El gobierno de Gustavo Petro radicó ante el Congreso su propuesta de reforma tributaria el lunes 8 de agosto, en este se plantearon medidas para las bebidas azucaradas que serán debatidas próximamente.
Bebidas: análisis y cifras
En el proyecto se argumenta que el consumo de bebidas azucaradas es uno de los principales causantes de enfermedades como diabetes y tipos de cáncer, con el impuesto se busca desincentivar su consumo y reducir los gastos del sistema de salud asociados a la incidencia de estas enfermedades.
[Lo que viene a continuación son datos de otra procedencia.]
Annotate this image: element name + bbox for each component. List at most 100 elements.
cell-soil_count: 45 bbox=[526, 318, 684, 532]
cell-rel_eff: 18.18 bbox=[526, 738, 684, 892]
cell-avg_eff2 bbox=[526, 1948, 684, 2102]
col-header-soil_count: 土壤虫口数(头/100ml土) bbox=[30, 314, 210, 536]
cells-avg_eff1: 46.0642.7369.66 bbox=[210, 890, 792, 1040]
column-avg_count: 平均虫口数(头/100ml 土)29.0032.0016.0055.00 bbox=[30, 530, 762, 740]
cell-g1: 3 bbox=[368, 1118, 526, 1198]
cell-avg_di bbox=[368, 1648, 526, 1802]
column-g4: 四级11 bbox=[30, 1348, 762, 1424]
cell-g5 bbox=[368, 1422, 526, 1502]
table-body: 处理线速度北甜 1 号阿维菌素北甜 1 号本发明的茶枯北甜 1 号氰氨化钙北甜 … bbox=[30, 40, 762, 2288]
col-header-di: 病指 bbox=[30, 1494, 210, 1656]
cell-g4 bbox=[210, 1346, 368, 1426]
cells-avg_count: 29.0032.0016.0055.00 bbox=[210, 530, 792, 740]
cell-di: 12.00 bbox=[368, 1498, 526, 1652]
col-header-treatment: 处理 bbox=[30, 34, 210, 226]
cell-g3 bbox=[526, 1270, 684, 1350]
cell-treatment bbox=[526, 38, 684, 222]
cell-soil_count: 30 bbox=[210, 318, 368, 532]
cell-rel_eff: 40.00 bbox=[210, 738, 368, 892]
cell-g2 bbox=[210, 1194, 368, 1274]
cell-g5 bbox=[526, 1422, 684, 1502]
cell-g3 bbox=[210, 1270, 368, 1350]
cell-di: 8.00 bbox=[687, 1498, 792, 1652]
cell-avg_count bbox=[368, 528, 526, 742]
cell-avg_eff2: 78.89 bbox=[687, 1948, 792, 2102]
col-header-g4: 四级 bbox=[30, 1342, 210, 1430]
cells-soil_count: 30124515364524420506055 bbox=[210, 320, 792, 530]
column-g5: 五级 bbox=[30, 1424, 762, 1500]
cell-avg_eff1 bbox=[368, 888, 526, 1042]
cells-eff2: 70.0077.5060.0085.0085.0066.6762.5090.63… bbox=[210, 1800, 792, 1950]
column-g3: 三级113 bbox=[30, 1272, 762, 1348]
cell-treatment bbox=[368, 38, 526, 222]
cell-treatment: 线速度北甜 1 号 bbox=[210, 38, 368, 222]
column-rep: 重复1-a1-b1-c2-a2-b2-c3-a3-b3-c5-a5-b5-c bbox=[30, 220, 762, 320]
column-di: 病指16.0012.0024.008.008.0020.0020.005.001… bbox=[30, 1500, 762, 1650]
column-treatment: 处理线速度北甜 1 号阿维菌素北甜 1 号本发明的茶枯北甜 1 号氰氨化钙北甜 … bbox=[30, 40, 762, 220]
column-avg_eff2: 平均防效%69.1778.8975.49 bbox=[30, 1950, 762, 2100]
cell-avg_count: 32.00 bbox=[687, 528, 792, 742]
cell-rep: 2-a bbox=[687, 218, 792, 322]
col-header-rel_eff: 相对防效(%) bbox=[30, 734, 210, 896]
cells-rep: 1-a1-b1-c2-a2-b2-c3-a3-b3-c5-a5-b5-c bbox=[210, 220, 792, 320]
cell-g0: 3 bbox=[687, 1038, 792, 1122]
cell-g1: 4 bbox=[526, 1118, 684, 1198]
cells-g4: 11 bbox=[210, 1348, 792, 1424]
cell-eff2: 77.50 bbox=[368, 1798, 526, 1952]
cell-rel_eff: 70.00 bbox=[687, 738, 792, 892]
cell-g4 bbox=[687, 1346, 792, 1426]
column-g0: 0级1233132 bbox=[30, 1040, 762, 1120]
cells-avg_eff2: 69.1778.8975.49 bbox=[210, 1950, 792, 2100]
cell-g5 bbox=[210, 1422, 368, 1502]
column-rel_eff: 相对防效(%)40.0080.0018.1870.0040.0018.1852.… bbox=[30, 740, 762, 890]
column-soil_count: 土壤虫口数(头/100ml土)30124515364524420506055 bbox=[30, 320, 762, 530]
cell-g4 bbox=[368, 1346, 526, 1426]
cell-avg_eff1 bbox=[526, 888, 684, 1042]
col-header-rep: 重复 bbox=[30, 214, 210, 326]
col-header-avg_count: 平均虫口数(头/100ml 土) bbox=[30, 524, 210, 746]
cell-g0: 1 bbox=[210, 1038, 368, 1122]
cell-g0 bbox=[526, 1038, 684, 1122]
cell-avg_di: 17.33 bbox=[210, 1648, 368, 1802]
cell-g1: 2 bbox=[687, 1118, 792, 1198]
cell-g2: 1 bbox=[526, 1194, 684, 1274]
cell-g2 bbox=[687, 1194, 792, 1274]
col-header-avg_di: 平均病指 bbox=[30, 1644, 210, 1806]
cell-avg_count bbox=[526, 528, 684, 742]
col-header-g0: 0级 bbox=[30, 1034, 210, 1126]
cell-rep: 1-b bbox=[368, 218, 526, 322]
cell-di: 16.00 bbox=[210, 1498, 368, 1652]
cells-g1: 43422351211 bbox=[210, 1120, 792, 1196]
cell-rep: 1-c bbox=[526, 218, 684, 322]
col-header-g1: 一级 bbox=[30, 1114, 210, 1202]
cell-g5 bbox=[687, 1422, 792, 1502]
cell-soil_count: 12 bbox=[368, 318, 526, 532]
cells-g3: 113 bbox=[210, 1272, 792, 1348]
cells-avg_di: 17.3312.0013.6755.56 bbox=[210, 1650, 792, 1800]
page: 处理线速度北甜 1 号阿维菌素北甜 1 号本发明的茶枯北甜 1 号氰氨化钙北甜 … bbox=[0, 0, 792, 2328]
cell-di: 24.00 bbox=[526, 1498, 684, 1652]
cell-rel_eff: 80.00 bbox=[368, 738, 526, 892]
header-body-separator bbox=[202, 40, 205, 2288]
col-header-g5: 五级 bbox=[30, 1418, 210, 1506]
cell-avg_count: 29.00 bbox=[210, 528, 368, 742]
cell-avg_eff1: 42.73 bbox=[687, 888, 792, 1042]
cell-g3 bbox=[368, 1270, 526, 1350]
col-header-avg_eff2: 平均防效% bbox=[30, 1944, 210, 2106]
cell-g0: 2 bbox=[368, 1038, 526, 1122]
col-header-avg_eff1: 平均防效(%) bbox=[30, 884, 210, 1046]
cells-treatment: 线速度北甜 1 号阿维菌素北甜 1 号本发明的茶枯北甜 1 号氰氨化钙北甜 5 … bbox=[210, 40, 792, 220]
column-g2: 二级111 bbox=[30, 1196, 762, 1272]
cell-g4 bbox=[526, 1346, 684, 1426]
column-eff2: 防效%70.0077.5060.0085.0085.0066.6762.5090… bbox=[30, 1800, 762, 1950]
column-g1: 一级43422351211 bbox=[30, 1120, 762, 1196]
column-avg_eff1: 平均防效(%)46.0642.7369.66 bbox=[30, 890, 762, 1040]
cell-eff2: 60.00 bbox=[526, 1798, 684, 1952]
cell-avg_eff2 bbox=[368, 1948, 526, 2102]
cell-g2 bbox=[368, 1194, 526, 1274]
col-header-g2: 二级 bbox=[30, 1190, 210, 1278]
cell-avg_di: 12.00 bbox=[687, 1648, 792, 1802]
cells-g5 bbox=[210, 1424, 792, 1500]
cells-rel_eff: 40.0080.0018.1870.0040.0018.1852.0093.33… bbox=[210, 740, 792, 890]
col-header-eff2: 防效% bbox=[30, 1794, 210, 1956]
Además, el Banco Mundial ha explicado que un impuesto conforme a la concentración de azúcar de los productos “incentiva a los productores a reformular sus productos en función de reducir el nivel de azúcar que contengan”.
Si se llega a aprobar esta reforma, las bebidas que tendrían impuesto serían: bebidas a base de fruta en cualquier concentración, zumos, néctares de fruta, mezclas en polvo, bebidas azucaradas, bebidas energizantes, bebidas saborizadas, cualquier bebida que contenga azúcares añadidos o edulcorantes, bebidas gaseosas o carbonatadas, bebidas deportivas, refrescos, aguas endulzadas o saborizadas, bebidas a base de malta. También serán susceptibles de gravamen los concentrados, polvos y jarabes que, después de su mezcla o dilución, se excluyen los edulcorantes sin aporte calórico.